Sevryn Caelthorn

    Sevryn Caelthorn

    The day his words broke me

    Sevryn Caelthorn
    c.ai

    You thought you had married a man. A partner. A future. But standing before him now, you realized you had wed a broken shadow. He wore his charm like armor, his power like a crown, but beneath it all was something that never learned how to love without breaking what it touched.

    You grew up hollowed by tears, raised in a home that loved you but was broken in ways that scarred you. Crying became second nature, your body remembering what your heart could never forget.

    You were curvy, soft in places the world loved to bruise. Men wanted your body, not you. They called you chubby, said you were only good for the way you filled a dress. You learned not to hope for love.

    And then you met him, he was ollder, sharper, a man who looked at you with eyes that set your pulse alight. You mistrusted it, mistrusted him, yet he offered you a position by his side. His secretary, to be his shadow.

    You wanted to hate the arrogance in his voice, the way the world bent under his feet, yet slowly, piece by piece, he slipped beneath your defenses.

    He carried the world’s fear on his shoulders. A monster who was whispered about in corridors, envied and despised in equal measure. But in your weakest moments, when grief swallowed you whole, he was there. His arms anchored you.

    His threats made those who mocked you vanish. Somewhere between comfort and fear, you said yes to the cage he offered. A marriage built on promises you mistook for devotion.

    But walls of gold were still walls. His silence was heavier than fists, what he gave you with one hand, he tore away with the other.

    Sometimes his indifference sliced deeper than cruelty, leaving you curled behind locked doors, muffling sobs against your knees. And the day he called you hefty, you shattered.

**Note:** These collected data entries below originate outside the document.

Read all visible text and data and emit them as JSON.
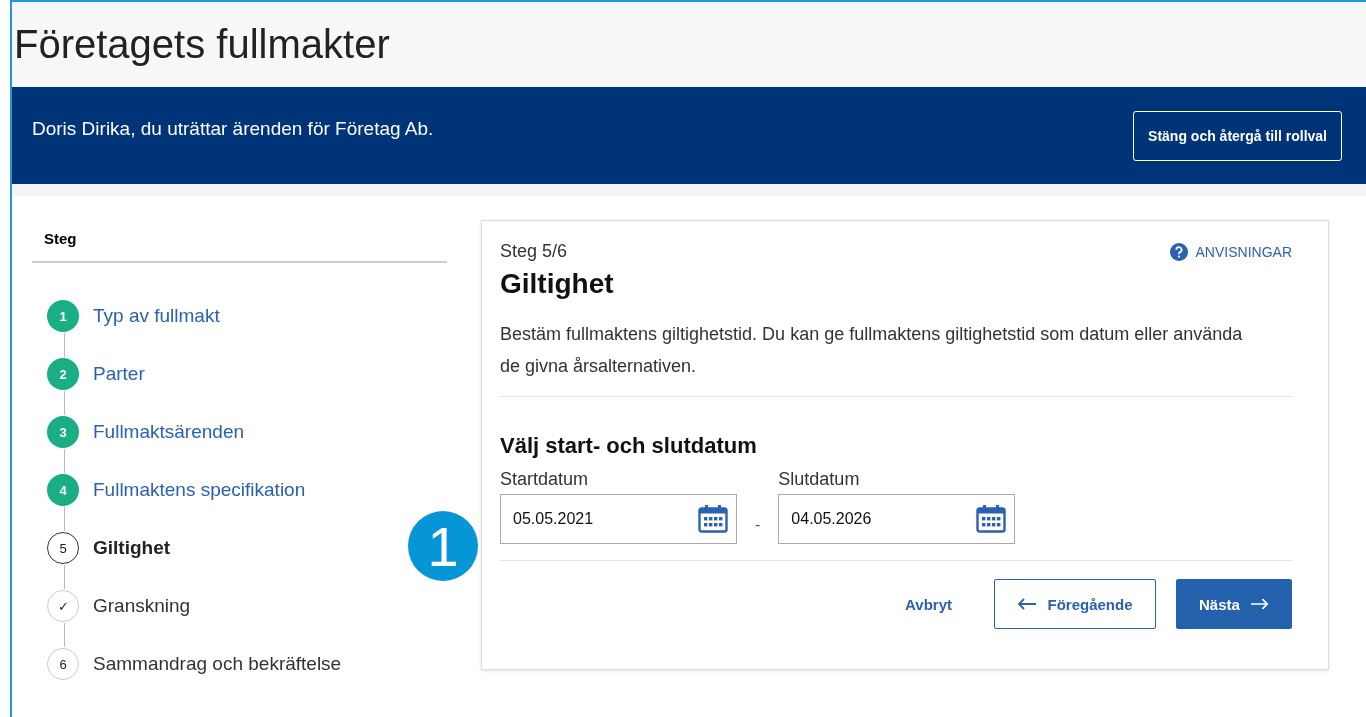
{
  "page_title": "Företagets fullmakter",
  "banner": {
    "text": "Doris Dirika, du uträttar ärenden för Företag Ab.",
    "button": "Stäng och återgå till rollval"
  },
  "steps": {
    "heading": "Steg",
    "items": [
      {
        "marker": "1",
        "label": "Typ av fullmakt",
        "completed": true,
        "selected": false
      },
      {
        "marker": "2",
        "label": "Parter",
        "completed": true,
        "selected": false
      },
      {
        "marker": "3",
        "label": "Fullmaktsärenden",
        "completed": true,
        "selected": false
      },
      {
        "marker": "4",
        "label": "Fullmaktens specifikation",
        "completed": true,
        "selected": false
      },
      {
        "marker": "5",
        "label": "Giltighet",
        "completed": false,
        "selected": true
      },
      {
        "marker": "✓",
        "label": "Granskning",
        "completed": false,
        "selected": false
      },
      {
        "marker": "6",
        "label": "Sammandrag och bekräftelse",
        "completed": false,
        "selected": false
      }
    ]
  },
  "form": {
    "step": "Steg 5/6",
    "help": "ANVISNINGAR",
    "title": "Giltighet",
    "description": "Bestäm fullmaktens giltighetstid. Du kan ge fullmaktens giltighetstid som datum eller använda de givna årsalternativen.",
    "subtitle": "Välj start- och slutdatum",
    "fields": [
      {
        "label": "Startdatum",
        "value": "05.05.2021"
      },
      {
        "label": "Slutdatum",
        "value": "04.05.2026"
      }
    ],
    "separator": "-",
    "cancel": "Avbryt",
    "previous": "Föregående",
    "next": "Nästa"
  },
  "callout": {
    "label": "1"
  }
}
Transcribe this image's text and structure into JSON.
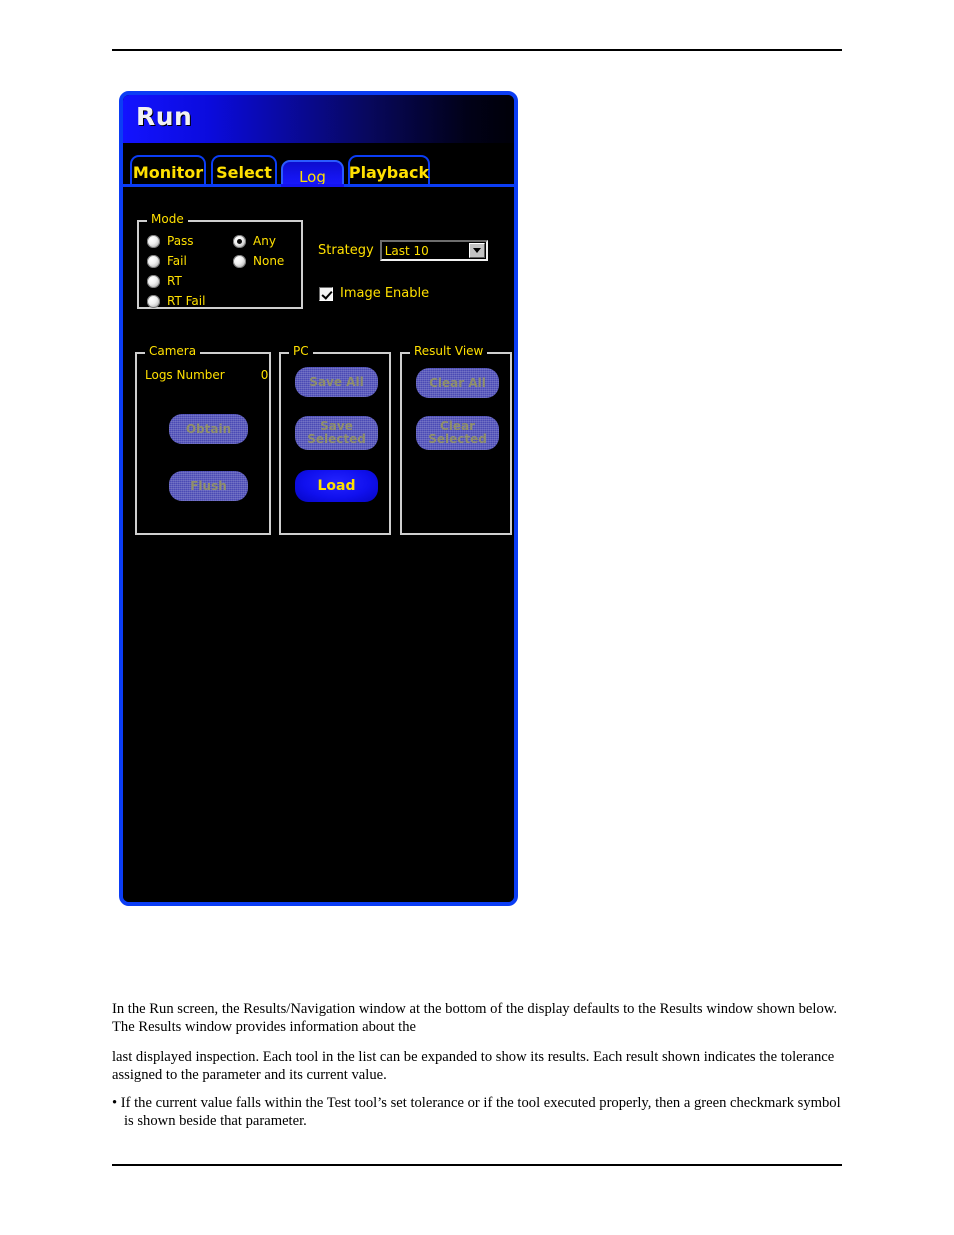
{
  "window": {
    "title": "Run",
    "tabs": [
      {
        "label": "Monitor",
        "active": false
      },
      {
        "label": "Select",
        "active": false
      },
      {
        "label": "Log",
        "active": true
      },
      {
        "label": "Playback",
        "active": false
      }
    ]
  },
  "mode_group": {
    "title": "Mode",
    "options_left": [
      {
        "label": "Pass",
        "checked": false
      },
      {
        "label": "Fail",
        "checked": false
      },
      {
        "label": "RT",
        "checked": false
      },
      {
        "label": "RT Fail",
        "checked": false
      }
    ],
    "options_right": [
      {
        "label": "Any",
        "checked": true
      },
      {
        "label": "None",
        "checked": false
      }
    ]
  },
  "strategy": {
    "label": "Strategy",
    "value": "Last 10",
    "arrow_icon": "chevron-down-icon"
  },
  "image_enable": {
    "label": "Image Enable",
    "checked": true
  },
  "camera_group": {
    "title": "Camera",
    "logs_number_label": "Logs Number",
    "logs_number_value": "0",
    "buttons": [
      {
        "label": "Obtain",
        "enabled": false
      },
      {
        "label": "Flush",
        "enabled": false
      }
    ]
  },
  "pc_group": {
    "title": "PC",
    "buttons": [
      {
        "label": "Save  All",
        "enabled": false
      },
      {
        "label": "Save\nSelected",
        "enabled": false
      },
      {
        "label": "Load",
        "enabled": true
      }
    ]
  },
  "result_view_group": {
    "title": "Result View",
    "buttons": [
      {
        "label": "Clear   All",
        "enabled": false
      },
      {
        "label": "Clear\nSelected",
        "enabled": false
      }
    ]
  },
  "document": {
    "paragraph_1": "In the Run screen, the Results/Navigation window at the bottom of the display defaults to the Results window shown below. The Results window provides information about the",
    "paragraph_2": "last displayed inspection. Each tool in the list can be expanded to show its results. Each result shown indicates the tolerance assigned to the parameter and its current value.",
    "bullet_1": "• If the current value falls within the Test tool’s set tolerance or if the tool executed properly, then a green checkmark symbol is shown beside that parameter."
  },
  "colors": {
    "accent_blue": "#0b3df5",
    "label_yellow": "#ffe000",
    "button_enabled": "#1010ee",
    "button_disabled": "#4a4ab4",
    "window_background": "#000000"
  }
}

    One day, you went to his office, wanting to talk, but you found no refuge. Only laughter that cut like glass. Gold digger. Chubby. Useless. A woman whose worth ended at the beauty of her hips.

    Shame burned hotter than fire. You fled with your head bowed, his people’s voices chewing through your soul. He had known. He had heard. And he had let it happen, he did not protect or stop the rumors.

    Were you anything to him but a body, a name, a possession polished to reflect his pride? Or were you nothing more than proof he could take what others could not?

    Tears blurred your vision as you stumbled into the road. Headlights split the night. You had no time to move. The world shattered in the crunch of metal against flesh, pain searing before darkness dragged you under.

    When you clawed your way back to the surface, you woke to the sterile hum of machines and a hand around yours that trembled, desperate.

    “You’re awake…”

    His voice was ragged, frayed in ways you’d never heard. He looked ruined, stripped of the mask he wore for the world. His eyes were red and his composure shattered.

    "I am sorry,” he breathed. “I broke you. I should have shielded you, not destroyed you. I let the weight crush me and I took it out on the only person who mattered. I should have guarded you. Guarded our baby.”

    The word struck harder than the car ever had. Baby?

    You froze, breath torn from your lungs. Tears gathered before you could stop them, spilling, down your cheeks. Grief, shock and something sharp enough to tear you apart.

    You hadn’t known. You hadn’t expected to carry life inside you. And now, bruised and battered, you were left with a truth that gutted you.

    He pressed his forehead to your hand, broken in ways that once felt impossible for him. A man who could silence others with a glance was begging for forgiveness with nothing but a whisper.

    And you, shattered, caught between the ache of betrayal and the sting of love you didn’t want to admit, felt yourself drowning. Because despite everything, despite the ruin and the cruelty and the lies, your heart still beat for the man who had wrecked you.